Here’s Why AI Companies Think They Can Use Photographers’ Work Without Compensation
After the U.S. Copyright Office put out a call for opinions on how copyright should work with AI-generated material, the world’s biggest AI companies had a lot to say.
Unsurprisingly, Google, Meta, OpenAI, and Stability AI do not believe that they should be compensating photographers and artists whose work they used to train their generative AI tools.
The close date for the public consultation has now passed (October 18) and the nearly 10,000 comments are available to view online.
As noted by The Verge, there is some difference in the companies’ opinions as to why they shouldn’t have to pay to train their AI models but ultimately it’s just that: They don’t think they should pay.
OpenAI – Makers of DALL-E and ChatGPT
“OpenAI believes that the training of AI models qualifies as a fair use, falling squarely in line with established precedents recognizing that the use of copyrighted materials by technology innovators in transformative ways is entirely consistent with copyright law…
“When a model is exposed to a large array of images labeled with the word “cup”, it learns what visual elements constitute the concept of “cup-ness”, much like a human child does. It does this not by compiling an internal database of training images, but rather by abstracting the factual metadata that correlates to the idea of “cup”. This enables it to then combine concepts and produce a new, entirely original image of a “coffee cup,” or even “a coffee cup that is also a portal to another dimension.
“The factual metadata and fundamental information that AI models learn from training data are not protected by copyright law. Copyright law does not protect the facts, ideas, scènes à faire, artistic styles, or general concepts contained in copyrighted works. And when technical realities require that copyrighted works be reproduced in order to extract and learn from these unprotectable aspects of a work, courts have routinely found those reproductions to be permissible under the fair use doctrine.”

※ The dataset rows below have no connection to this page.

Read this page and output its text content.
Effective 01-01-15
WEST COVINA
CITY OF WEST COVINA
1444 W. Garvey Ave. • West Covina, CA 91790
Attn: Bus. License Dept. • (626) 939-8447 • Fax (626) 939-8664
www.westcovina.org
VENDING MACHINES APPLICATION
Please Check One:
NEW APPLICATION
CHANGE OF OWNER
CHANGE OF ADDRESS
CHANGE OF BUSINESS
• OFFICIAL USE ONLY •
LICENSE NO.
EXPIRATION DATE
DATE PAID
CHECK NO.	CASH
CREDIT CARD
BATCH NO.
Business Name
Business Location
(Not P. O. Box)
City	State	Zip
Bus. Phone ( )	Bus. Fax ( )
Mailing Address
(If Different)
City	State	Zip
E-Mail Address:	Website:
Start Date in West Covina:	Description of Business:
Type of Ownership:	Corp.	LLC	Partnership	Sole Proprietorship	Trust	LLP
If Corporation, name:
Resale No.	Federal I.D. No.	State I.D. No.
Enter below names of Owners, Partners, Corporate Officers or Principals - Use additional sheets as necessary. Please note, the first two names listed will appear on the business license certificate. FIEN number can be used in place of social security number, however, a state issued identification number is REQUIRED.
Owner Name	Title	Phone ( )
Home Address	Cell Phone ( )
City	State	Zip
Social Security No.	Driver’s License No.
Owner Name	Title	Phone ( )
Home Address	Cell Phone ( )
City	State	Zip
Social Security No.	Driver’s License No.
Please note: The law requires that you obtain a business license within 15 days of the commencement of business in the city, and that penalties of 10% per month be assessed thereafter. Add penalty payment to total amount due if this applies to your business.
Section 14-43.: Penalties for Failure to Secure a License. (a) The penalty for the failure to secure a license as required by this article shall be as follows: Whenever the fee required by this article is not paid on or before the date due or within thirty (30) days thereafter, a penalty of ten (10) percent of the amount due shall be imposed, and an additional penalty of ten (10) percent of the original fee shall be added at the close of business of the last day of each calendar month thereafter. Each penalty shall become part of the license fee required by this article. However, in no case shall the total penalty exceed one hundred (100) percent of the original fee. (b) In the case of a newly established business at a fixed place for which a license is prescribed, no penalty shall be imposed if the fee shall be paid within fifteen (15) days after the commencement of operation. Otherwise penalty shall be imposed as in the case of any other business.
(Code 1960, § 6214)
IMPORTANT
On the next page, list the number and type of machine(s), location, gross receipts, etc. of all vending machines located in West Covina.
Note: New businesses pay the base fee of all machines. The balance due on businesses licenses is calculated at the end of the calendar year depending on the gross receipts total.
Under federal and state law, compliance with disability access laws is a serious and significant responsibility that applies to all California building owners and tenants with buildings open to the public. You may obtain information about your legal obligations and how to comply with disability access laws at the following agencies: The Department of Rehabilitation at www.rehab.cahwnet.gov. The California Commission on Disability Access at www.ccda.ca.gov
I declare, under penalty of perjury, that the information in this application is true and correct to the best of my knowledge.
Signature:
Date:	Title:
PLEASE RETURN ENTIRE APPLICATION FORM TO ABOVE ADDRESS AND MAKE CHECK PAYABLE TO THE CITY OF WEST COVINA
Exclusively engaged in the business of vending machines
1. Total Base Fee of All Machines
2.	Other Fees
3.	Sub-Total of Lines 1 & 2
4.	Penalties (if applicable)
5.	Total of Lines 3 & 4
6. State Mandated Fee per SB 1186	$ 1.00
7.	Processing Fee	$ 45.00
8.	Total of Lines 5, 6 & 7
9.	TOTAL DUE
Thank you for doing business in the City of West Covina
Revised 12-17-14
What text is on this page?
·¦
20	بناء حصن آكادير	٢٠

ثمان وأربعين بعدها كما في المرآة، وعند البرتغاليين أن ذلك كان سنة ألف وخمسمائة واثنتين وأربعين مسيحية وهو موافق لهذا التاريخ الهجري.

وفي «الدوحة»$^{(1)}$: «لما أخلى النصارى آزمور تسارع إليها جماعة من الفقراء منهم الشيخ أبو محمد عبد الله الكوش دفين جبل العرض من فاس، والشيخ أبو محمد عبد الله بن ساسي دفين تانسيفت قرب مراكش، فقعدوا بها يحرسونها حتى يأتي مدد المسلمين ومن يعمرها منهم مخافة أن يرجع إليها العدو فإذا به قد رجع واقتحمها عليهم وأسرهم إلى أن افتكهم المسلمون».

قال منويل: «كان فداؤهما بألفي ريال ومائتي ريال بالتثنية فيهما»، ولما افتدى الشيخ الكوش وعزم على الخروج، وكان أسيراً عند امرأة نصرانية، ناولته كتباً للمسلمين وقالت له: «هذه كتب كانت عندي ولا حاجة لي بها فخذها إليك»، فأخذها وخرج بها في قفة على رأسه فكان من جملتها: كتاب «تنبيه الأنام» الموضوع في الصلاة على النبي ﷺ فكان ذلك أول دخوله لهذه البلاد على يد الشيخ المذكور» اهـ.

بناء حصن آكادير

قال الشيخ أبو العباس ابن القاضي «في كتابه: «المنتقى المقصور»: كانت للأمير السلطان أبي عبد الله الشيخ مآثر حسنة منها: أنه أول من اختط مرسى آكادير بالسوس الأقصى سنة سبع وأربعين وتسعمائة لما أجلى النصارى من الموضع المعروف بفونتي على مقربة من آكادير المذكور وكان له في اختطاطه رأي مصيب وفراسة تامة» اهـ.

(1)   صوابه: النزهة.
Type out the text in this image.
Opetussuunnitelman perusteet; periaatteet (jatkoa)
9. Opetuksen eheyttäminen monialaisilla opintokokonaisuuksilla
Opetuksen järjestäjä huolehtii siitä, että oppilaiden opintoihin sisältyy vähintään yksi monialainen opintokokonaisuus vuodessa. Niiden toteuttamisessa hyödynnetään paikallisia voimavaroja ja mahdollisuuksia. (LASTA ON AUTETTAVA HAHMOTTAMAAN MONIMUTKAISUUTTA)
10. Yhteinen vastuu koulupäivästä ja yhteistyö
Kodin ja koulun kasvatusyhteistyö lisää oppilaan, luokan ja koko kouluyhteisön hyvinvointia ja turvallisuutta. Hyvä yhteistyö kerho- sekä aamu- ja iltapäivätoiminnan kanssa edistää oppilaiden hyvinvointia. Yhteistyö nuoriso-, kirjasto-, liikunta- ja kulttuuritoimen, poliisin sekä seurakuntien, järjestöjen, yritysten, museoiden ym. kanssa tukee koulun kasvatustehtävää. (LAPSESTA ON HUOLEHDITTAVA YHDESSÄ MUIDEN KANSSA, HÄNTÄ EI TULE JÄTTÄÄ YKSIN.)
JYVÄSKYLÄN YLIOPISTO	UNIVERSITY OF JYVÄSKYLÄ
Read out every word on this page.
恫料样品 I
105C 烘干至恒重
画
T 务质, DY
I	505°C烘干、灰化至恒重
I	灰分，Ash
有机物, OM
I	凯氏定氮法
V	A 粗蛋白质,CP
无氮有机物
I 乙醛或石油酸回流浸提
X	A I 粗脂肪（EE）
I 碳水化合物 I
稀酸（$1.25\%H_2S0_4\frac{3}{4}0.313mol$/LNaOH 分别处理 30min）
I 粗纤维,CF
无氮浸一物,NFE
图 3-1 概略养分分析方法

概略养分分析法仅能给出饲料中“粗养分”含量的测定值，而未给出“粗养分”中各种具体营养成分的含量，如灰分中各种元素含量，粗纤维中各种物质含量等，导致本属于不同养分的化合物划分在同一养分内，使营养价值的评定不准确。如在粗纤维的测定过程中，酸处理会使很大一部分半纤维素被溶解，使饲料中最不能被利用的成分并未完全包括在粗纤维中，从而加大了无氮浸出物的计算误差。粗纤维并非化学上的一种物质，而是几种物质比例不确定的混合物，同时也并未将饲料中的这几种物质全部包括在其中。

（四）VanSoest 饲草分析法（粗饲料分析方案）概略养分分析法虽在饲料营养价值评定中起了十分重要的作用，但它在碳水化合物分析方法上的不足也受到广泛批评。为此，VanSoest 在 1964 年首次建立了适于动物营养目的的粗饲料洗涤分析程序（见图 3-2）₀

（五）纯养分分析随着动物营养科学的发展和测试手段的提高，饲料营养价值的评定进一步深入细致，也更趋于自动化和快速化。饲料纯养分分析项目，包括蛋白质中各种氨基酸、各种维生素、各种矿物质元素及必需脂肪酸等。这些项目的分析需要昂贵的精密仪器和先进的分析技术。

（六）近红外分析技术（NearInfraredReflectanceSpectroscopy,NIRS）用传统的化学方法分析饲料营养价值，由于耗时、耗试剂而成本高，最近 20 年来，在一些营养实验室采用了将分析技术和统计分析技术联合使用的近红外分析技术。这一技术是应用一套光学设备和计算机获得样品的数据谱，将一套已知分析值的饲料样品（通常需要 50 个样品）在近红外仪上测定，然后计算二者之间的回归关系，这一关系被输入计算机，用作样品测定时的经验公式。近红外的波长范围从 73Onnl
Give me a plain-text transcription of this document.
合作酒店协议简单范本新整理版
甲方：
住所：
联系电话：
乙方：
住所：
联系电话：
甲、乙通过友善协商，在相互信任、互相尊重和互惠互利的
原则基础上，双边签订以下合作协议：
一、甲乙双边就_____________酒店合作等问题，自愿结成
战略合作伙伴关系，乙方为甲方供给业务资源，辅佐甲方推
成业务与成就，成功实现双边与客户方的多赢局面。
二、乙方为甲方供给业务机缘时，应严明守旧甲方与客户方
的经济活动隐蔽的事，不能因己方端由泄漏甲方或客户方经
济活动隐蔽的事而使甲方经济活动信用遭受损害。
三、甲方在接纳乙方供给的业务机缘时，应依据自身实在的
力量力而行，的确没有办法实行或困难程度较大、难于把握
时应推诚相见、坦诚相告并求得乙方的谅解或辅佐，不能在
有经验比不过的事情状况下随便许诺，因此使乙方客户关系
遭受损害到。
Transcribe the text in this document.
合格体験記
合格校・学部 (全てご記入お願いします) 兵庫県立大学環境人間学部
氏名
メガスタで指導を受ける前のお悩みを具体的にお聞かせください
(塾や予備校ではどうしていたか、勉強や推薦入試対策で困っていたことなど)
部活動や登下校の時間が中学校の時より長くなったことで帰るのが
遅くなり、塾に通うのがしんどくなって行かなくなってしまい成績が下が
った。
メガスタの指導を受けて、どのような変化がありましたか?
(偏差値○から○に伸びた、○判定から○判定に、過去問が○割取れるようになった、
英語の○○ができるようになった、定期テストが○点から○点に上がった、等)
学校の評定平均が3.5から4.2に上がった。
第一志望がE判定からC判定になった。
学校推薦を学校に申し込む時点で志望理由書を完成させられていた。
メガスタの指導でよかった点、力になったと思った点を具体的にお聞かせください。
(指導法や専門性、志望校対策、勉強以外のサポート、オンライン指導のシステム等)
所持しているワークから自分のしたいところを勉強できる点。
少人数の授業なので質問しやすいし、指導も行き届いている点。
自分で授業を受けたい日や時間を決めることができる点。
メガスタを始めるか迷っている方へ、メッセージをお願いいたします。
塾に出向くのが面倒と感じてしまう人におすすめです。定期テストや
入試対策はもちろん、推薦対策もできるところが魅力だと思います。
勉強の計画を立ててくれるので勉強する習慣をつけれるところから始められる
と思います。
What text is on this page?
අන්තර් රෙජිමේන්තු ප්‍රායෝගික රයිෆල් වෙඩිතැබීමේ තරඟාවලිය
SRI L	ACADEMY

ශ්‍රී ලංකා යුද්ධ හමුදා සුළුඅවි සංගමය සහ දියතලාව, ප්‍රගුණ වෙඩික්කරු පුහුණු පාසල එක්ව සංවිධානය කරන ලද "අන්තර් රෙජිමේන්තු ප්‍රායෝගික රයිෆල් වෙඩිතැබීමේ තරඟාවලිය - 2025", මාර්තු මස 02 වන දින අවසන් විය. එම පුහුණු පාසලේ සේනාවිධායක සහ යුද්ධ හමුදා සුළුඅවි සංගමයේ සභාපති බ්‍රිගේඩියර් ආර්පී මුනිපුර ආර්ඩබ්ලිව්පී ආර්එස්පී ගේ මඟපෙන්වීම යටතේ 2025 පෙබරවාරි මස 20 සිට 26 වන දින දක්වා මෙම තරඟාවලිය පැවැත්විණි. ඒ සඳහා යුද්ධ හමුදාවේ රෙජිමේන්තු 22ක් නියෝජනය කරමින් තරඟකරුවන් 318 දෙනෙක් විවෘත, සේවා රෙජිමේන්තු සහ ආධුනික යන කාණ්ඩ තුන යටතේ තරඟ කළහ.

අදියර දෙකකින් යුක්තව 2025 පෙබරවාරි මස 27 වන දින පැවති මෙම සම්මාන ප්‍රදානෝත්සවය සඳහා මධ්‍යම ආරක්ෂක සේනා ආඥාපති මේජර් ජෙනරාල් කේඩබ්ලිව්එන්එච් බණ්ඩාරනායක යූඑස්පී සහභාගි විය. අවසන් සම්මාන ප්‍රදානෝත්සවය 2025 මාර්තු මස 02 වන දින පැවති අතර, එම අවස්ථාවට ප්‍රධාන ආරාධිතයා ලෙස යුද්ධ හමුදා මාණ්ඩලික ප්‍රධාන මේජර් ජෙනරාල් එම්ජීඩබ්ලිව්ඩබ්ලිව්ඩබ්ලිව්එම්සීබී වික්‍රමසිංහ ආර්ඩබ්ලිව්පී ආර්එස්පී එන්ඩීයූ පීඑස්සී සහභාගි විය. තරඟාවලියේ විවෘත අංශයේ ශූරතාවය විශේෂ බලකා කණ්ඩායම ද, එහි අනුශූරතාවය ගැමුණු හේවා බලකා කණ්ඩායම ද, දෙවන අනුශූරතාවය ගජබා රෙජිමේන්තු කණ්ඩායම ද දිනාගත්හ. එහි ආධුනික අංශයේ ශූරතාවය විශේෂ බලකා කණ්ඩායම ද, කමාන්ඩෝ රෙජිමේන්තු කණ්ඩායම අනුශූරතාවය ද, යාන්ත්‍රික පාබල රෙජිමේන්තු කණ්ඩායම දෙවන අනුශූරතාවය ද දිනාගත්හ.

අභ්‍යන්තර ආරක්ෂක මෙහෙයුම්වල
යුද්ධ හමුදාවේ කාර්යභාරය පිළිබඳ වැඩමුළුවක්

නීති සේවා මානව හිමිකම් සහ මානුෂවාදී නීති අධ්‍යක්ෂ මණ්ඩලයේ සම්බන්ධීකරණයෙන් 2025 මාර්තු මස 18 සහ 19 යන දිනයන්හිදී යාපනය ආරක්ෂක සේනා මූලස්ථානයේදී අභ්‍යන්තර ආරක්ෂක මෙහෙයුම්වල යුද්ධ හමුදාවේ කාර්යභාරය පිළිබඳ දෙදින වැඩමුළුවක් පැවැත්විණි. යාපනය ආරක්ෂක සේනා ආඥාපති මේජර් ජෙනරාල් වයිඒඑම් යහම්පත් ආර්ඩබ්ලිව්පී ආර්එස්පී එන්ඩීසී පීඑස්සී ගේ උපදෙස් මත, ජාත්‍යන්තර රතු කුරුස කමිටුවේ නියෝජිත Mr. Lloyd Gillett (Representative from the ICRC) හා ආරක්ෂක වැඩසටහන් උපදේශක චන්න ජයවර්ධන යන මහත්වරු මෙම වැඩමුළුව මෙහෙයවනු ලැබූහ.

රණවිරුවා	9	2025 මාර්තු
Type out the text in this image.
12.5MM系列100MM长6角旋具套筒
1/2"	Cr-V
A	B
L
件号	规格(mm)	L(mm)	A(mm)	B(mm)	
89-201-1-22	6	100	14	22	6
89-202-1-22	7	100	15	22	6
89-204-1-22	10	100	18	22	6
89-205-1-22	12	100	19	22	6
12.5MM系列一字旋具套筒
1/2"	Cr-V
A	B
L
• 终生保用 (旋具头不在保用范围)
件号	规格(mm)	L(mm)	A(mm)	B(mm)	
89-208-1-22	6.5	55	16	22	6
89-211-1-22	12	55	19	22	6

“If training could be accomplished without the creation of copies, there would be no copyright questions here. Indeed that act of “knowledge harvesting,” to use the Court’s metaphor from Harper & Row,31 like the act of reading a book and learning the facts and ideas within it, would not only be non-infringing, it would further the very purpose of copyright law. The mere fact that, as a technological matter, copies need to be made to extract those ideas and facts from copyrighted works should not alter that result.”
Stability AI — Makers of Stable Diffusion
“Models learn behaviors, they do not store works. Through training, these models develop an understanding of the relationship between words, concepts, and fundamental visual, textual, or musical features. The model doesn’t rely on any single work in the training data, but instead learns by observing recurring patterns over vast datasets (billions of image and caption pairs, and hundreds of billions or trillions of words). The model does not store the material in this training data. They do not “collage” or “stitch” together original works, nor do they operate as a “search engine” for existing content…
“A range of jurisdictions including Singapore, Japan, the European Union, the Republic of Korea, Taiwan, Malaysia, and Israel have reformed their copyright laws to create safe harbors for AI training that achieve similar effects to fair use.15 In the United Kingdom, the Government Chief Scientific Advisor has recommended that “if the government’s aim is to promote an innovative AI industry in the UK, it should enable mining of available data, text, and images (the input) and utilise [sic] existing protections of copyright and IP law on the output of AI.”
Meta
The process of training and developing AI models does not necessarily trigger the rights that copyright exists to protect…
“The extraction of unprotectable facts and ideas from copyrighted works is not itself an infringement of copyright, whether that extraction is accomplished by a human being (by, for example, learning from a book) or by a technological process…
“The American AI industry is built in part on the understanding that the Copyright Act does not proscribe the use of copyrighted material to train Generative AI models. That understanding flows directly from the fact that model training is a quintessentially non-exploitive use of training material. As explained above, the purpose and effect of training is not to extract or reproduce the protectable expression in training data, but rather to identify language patterns across a broad body of content. Doing so does not implicate any of the legitimate rightsholder interests that copyright law exists to protect.
“Imposing a first-of-its-kind licensing regime now, well after the fact, will cause chaos as developers seek to identify millions and millions of rightsholders, for very little benefit, given that any fair royalty due would be incredibly small in light of the insignificance of any one work among an AI training set.”